FlightRPC API
BoilStream implements Apache Arrow Flight RPC protocol for high-performance data ingestion and retrieval.
Overview
FlightRPC provides a binary protocol optimized for transferring Arrow columnar data. BoilStream supports:
- Data Ingestion: Stream Arrow RecordBatches directly into topics
- FlightSQL: Query interface for BI tools (implemented)
- Schema Management: Automatic schema validation and evolution
- Authentication: JWT-based authentication via Admin API
Connection
DuckDB Airport Extension
sql
-- Install and load Airport extension
INSTALL airport FROM community;
LOAD airport;
-- Connect to BoilStream
ATTACH 'boilstream' AS bs (
TYPE AIRPORT,
location 'grpc://localhost:50051/'
);
-- Stream data to BoilStream
COPY (SELECT * FROM my_table)
TO 'bs://topic_name';
Protocol Details
- Port: 50051 (default)
- Protocol: gRPC with HTTP/2
- Encoding: Arrow IPC format
- TLS: Optional (recommended for production)
Authentication
Authentication uses JWT tokens obtained from the Admin API:
bash
# Get authentication token
curl -X POST http://localhost:50052/auth \
-H "Content-Type: application/json" \
-d '{"username": "user", "password": "pass"}'
# Use token in Flight calls
# The token is passed in the Flight ticket
Data Ingestion
do_exchange Method
The primary ingestion method for streaming data:
python
# Python example using pyarrow
import pyarrow as pa
import pyarrow.flight as flight
# Connect to BoilStream
client = flight.FlightClient("grpc://localhost:50051")
# Create Arrow table
table = pa.table({
'id': [1, 2, 3],
'value': ['a', 'b', 'c']
})
# Stream to topic
writer, reader = client.do_exchange(
flight.FlightDescriptor.for_path("topic_name")
)
writer.write_table(table)
writer.close()
Schema Validation
- Schemas are validated on first write to a topic
- Subsequent writes must match the established schema
- Schema evolution supported through versioning
FlightSQL Interface
BoilStream implements FlightSQL for SQL query execution:
sql
-- Query via FlightSQL
SELECT * FROM topic_name
WHERE timestamp > now() - interval '1 hour';
Supported Operations
- SELECT: Full SQL query support via DuckDB
- INSERT: Stream data into topics
- Schema Discovery: List topics and schemas
- Metadata: Topic statistics and information
Performance Considerations
Batching
- Optimal batch size: 10,000-100,000 rows
- Use Arrow RecordBatch format for best performance
- Enable compression for network transfer
Connection Pooling
- Reuse FlightClient connections
- Use HTTP/2 multiplexing for concurrent streams
- Configure keep-alive for long-lived connections
Throughput
- Single connection: 500MB/s+
- Multiple connections: 3GB/s+ per node
- Horizontal scaling: Add more BoilStream nodes
Error Handling
Common error codes and their meanings:
Code | Description | Resolution |
---|---|---|
UNAVAILABLE | Service temporarily unavailable | Retry with backoff |
INVALID_ARGUMENT | Schema mismatch or invalid data | Check schema compatibility |
UNAUTHENTICATED | Missing or invalid token | Refresh authentication token |
RESOURCE_EXHAUSTED | Rate limit exceeded | Implement client-side throttling |
Code Examples
Java (with Arrow Flight)
java
FlightClient client = FlightClient.builder()

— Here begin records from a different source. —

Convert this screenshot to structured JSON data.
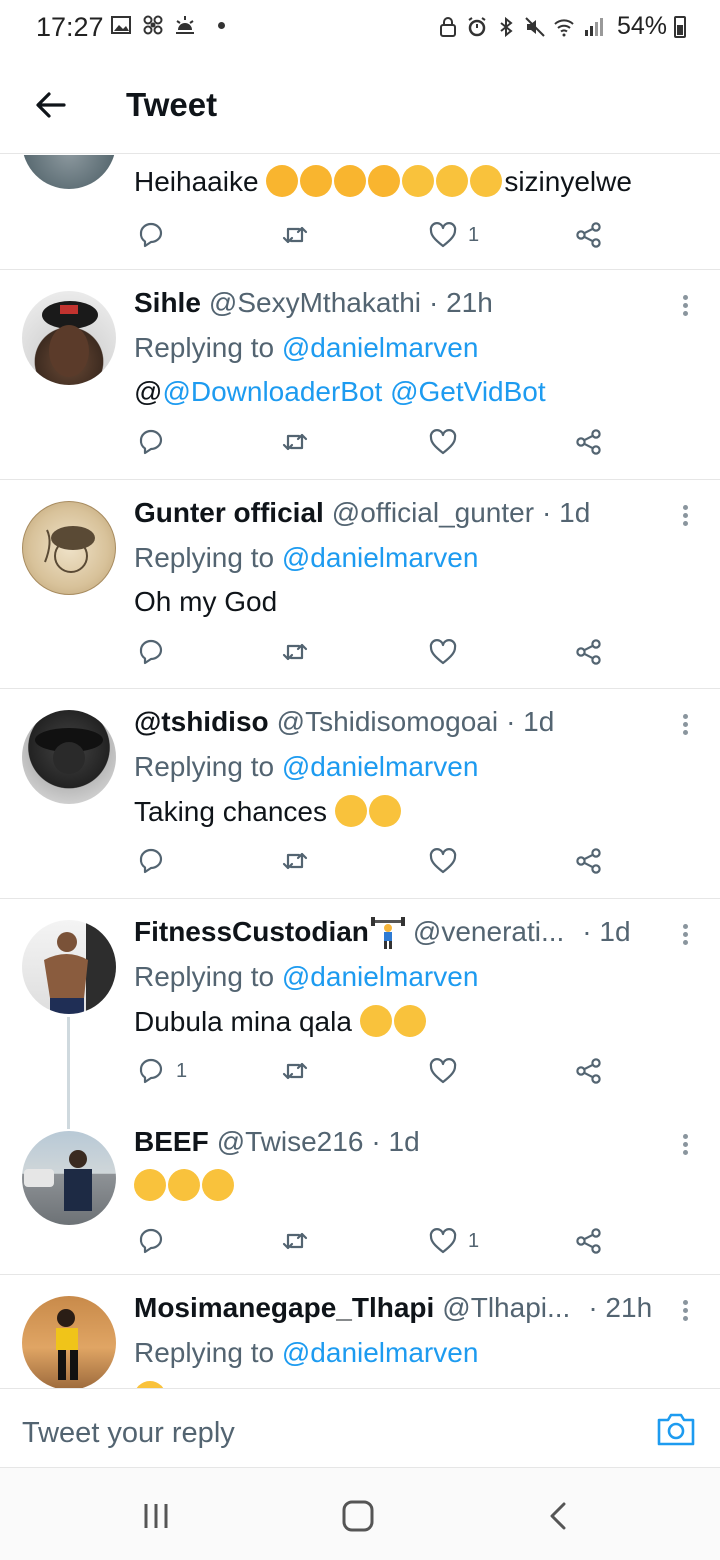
{
  "status_bar": {
    "time": "17:27",
    "battery": "54%",
    "left_icons": [
      "gallery-icon",
      "fan-icon",
      "weather-icon"
    ],
    "right_icons": [
      "lock-icon",
      "alarm-icon",
      "bluetooth-icon",
      "mute-icon",
      "wifi-icon",
      "signal-icon"
    ]
  },
  "header": {
    "title": "Tweet"
  },
  "tweets": [
    {
      "text_prefix": "Heihaaike",
      "emojis": [
        "angry",
        "angry",
        "angry",
        "angry",
        "cry",
        "cry",
        "cry"
      ],
      "text_suffix": "sizinyelwe",
      "reply_count": "",
      "like_count": "1"
    },
    {
      "name": "Sihle",
      "handle": "@SexyMthakathi",
      "time": "· 21h",
      "replying_label": "Replying to",
      "replying_to": "@danielmarven",
      "text_prefix": "@",
      "mentions": "@DownloaderBot @GetVidBot",
      "reply_count": "",
      "like_count": ""
    },
    {
      "name": "Gunter official",
      "handle": "@official_gunter",
      "time": "· 1d",
      "replying_label": "Replying to",
      "replying_to": "@danielmarven",
      "text": "Oh my God",
      "reply_count": "",
      "like_count": ""
    },
    {
      "name": "@tshidiso",
      "handle": "@Tshidisomogoai",
      "time": "· 1d",
      "replying_label": "Replying to",
      "replying_to": "@danielmarven",
      "text": "Taking chances",
      "emojis": [
        "laugh",
        "laugh"
      ],
      "reply_count": "",
      "like_count": ""
    },
    {
      "name": "FitnessCustodian",
      "handle": "@venerati...",
      "time": "· 1d",
      "replying_label": "Replying to",
      "replying_to": "@danielmarven",
      "text": "Dubula mina qala",
      "emojis": [
        "laugh",
        "rofl"
      ],
      "reply_count": "1",
      "like_count": ""
    },
    {
      "name": "BEEF",
      "handle": "@Twise216",
      "time": "· 1d",
      "emojis": [
        "rofl",
        "rofl",
        "rofl"
      ],
      "reply_count": "",
      "like_count": "1"
    },
    {
      "name": "Mosimanegape_Tlhapi",
      "handle": "@Tlhapi...",
      "time": "· 21h",
      "replying_label": "Replying to",
      "replying_to": "@danielmarven"
    }
  ],
  "composer": {
    "placeholder": "Tweet your reply"
  },
  "colors": {
    "accent": "#1d9bf0",
    "text": "#0f1419",
    "muted": "#536471"
  }
}
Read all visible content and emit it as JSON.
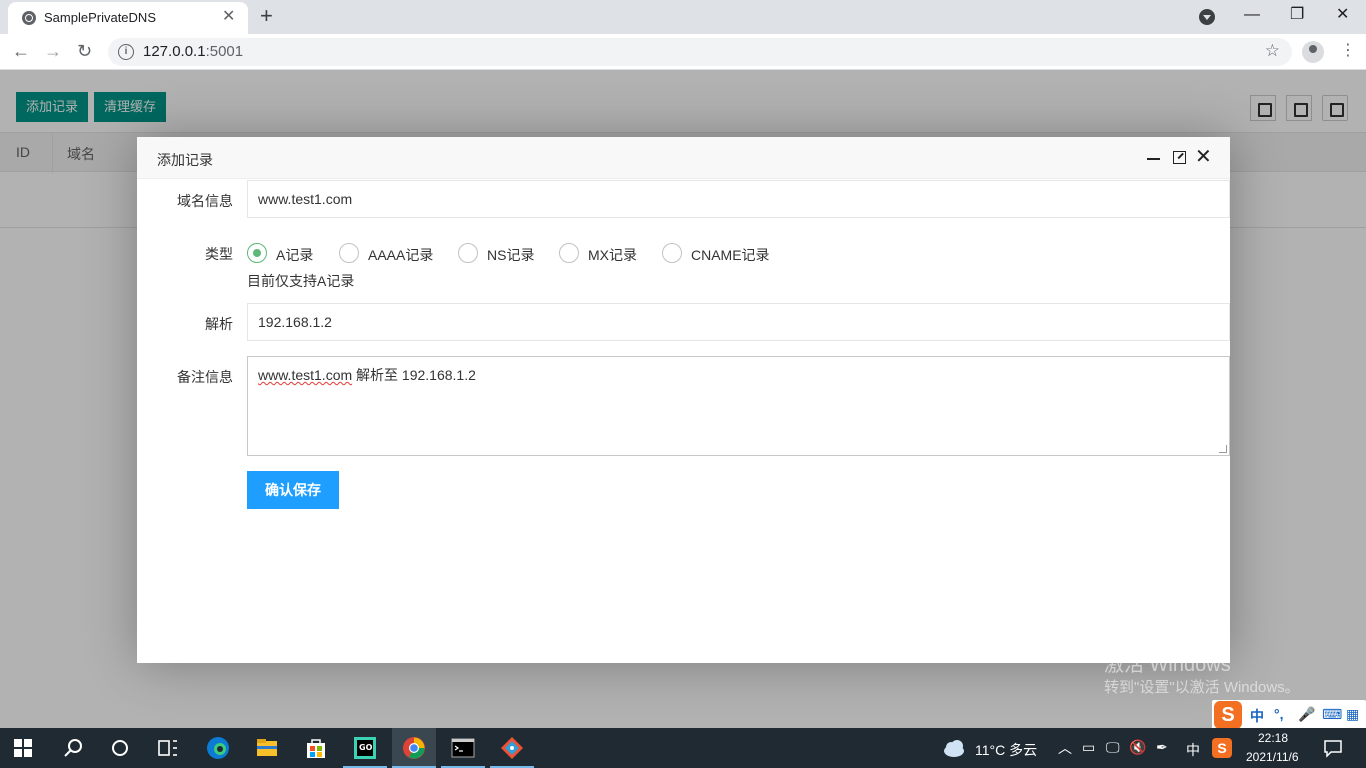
{
  "browser": {
    "tab_title": "SamplePrivateDNS",
    "tab_close": "✕",
    "new_tab": "+",
    "url_host": "127.0.0.1",
    "url_port": ":5001",
    "win_minimize": "—",
    "win_restore": "❐",
    "win_close": "✕"
  },
  "toolbar": {
    "add_label": "添加记录",
    "clear_label": "清理缓存"
  },
  "table": {
    "columns": [
      "ID",
      "域名"
    ]
  },
  "dialog": {
    "title": "添加记录",
    "close": "✕",
    "domain_label": "域名信息",
    "domain_value": "www.test1.com",
    "type_label": "类型",
    "types": [
      {
        "label": "A记录",
        "checked": true
      },
      {
        "label": "AAAA记录",
        "checked": false
      },
      {
        "label": "NS记录",
        "checked": false
      },
      {
        "label": "MX记录",
        "checked": false
      },
      {
        "label": "CNAME记录",
        "checked": false
      }
    ],
    "type_hint": "目前仅支持A记录",
    "resolve_label": "解析",
    "resolve_value": "192.168.1.2",
    "remark_label": "备注信息",
    "remark_link": "www.test1.com",
    "remark_rest": " 解析至 192.168.1.2",
    "save_label": "确认保存"
  },
  "watermark": {
    "line1": "激活 Windows",
    "line2": "转到\"设置\"以激活 Windows。"
  },
  "ime": {
    "logo": "S",
    "mode": "中",
    "punct": "°,",
    "mic": "🎤",
    "kbd": "⌨",
    "grid": "▦"
  },
  "taskbar": {
    "weather": "11°C 多云",
    "lang": "中",
    "time": "22:18",
    "date": "2021/11/6"
  },
  "colors": {
    "green": "#009688",
    "blue": "#1e9fff",
    "radio": "#5fb878"
  }
}
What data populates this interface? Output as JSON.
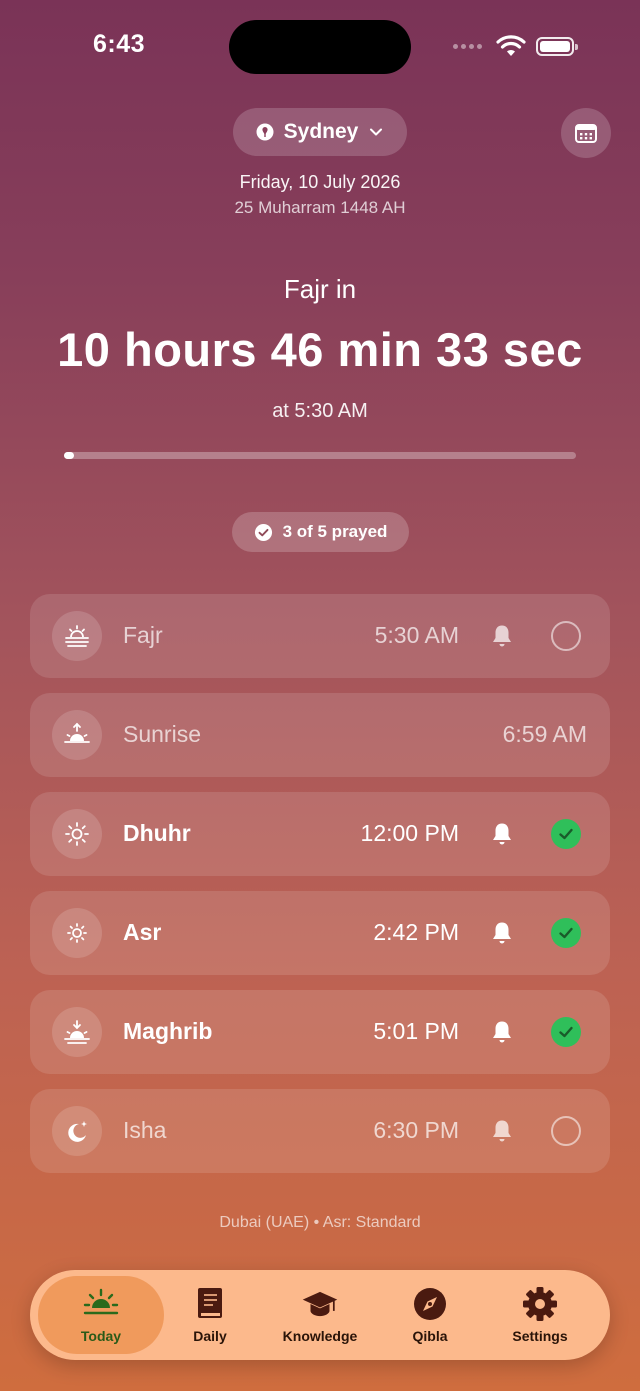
{
  "status_bar": {
    "time": "6:43"
  },
  "header": {
    "city": "Sydney",
    "date": "Friday, 10 July 2026",
    "hijri_date": "25 Muharram 1448 AH"
  },
  "countdown": {
    "label": "Fajr in",
    "remaining": "10 hours 46 min 33 sec",
    "at_time": "at 5:30 AM",
    "progress": 0.02
  },
  "prayed_summary": "3 of 5 prayed",
  "prayers": [
    {
      "name": "Fajr",
      "time": "5:30 AM",
      "icon": "fajr-icon",
      "alert": true,
      "prayed": false
    },
    {
      "name": "Sunrise",
      "time": "6:59 AM",
      "icon": "sunrise-icon",
      "alert": false,
      "prayed": null
    },
    {
      "name": "Dhuhr",
      "time": "12:00 PM",
      "icon": "sun-icon",
      "alert": true,
      "prayed": true
    },
    {
      "name": "Asr",
      "time": "2:42 PM",
      "icon": "sun-small-icon",
      "alert": true,
      "prayed": true
    },
    {
      "name": "Maghrib",
      "time": "5:01 PM",
      "icon": "sunset-icon",
      "alert": true,
      "prayed": true
    },
    {
      "name": "Isha",
      "time": "6:30 PM",
      "icon": "moon-icon",
      "alert": true,
      "prayed": false
    }
  ],
  "footer_info": "Dubai (UAE) • Asr: Standard",
  "tabs": [
    {
      "label": "Today",
      "icon": "sunrise-icon",
      "selected": true
    },
    {
      "label": "Daily",
      "icon": "book-icon",
      "selected": false
    },
    {
      "label": "Knowledge",
      "icon": "graduation-cap-icon",
      "selected": false
    },
    {
      "label": "Qibla",
      "icon": "compass-icon",
      "selected": false
    },
    {
      "label": "Settings",
      "icon": "gear-icon",
      "selected": false
    }
  ],
  "colors": {
    "gradient_top": "#7a3357",
    "gradient_bottom": "#cf6d3e",
    "check_green": "#2fbf5a",
    "tabbar_bg": "#fcb98c",
    "tab_selected_bg": "#f09a5c"
  }
}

.location(Location.forGrpcInsecure("localhost", 50051))
.build();
// Stream data
FlightDescriptor descriptor = FlightDescriptor.path("topic_name");
FlightClient.ExchangeReaderWriter exchange = client.doExchange(descriptor);
// Write batches
VectorSchemaRoot root = /* your data */;
exchange.getWriter().putNext(root);
exchange.getWriter().completed();
Rust (with arrow-flight)
rust
use arrow_flight::FlightClient;
let mut client = FlightClient::connect("http://localhost:50051").await?;
// Prepare data
let batch = RecordBatch::try_new(schema, columns)?;
// Stream to BoilStream
let (tx, rx) = client.do_exchange(descriptor).await?;
tx.send(batch).await?;
Monitoring
Monitor FlightRPC performance via Prometheus metrics:
flight_requests_total
: Total number of Flight requestsflight_bytes_received
: Bytes received via Flightflight_duration_seconds
: Request duration histogramflight_active_connections
: Current active connections